On the other hand, Cleófilas is very
much concerned with her image and the image put forth by her family. “She would
get to wear outfits like the women in the tele,
like Lucia Mendez. And have a lovely house and wouldn’t Chela be jealous” (Cisneros
122). She is afraid that by leaving his husband she will be dishonoring her
family and disappointing her friends, for she was not considered pure anymore.

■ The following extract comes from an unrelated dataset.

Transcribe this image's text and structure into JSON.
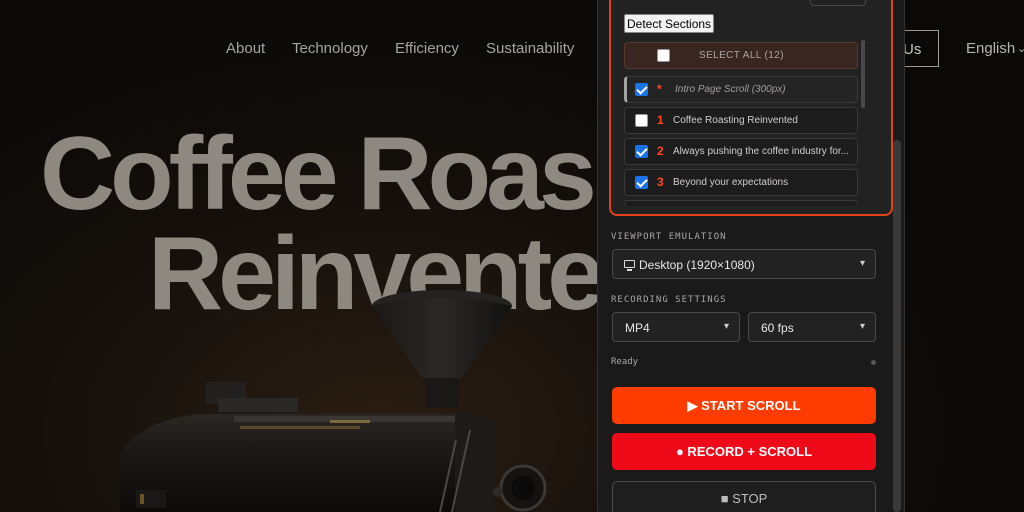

These events shaped and triggered Cleófilas
mousy identity, and it was after she met Felice that she realized that she was capable
of much more. Cleofilas is shocked by Felice, the strong woman in a
pick-up truck, who is not married and symbolized everything Cleofilas isn’t; free,
independent, empowered and tough. Felice is also American born with
nontraditional, modern values, and very sure of herself.  Cleofilas was forced to develop a gender identity through contrasting cultural views of
gender in the framework of her cultural background and that of the United
States.

This short story
depicts what women identity often struggle with. For American and immigrant
women the challenge of navigating through pivotal stages of their lives as a
product of two cultures has been difficult, also, fueled by the contradicting
norms of beauty, identity and womanhood defined by American standards which often
clashes with the way in which these standards are defined in their homes.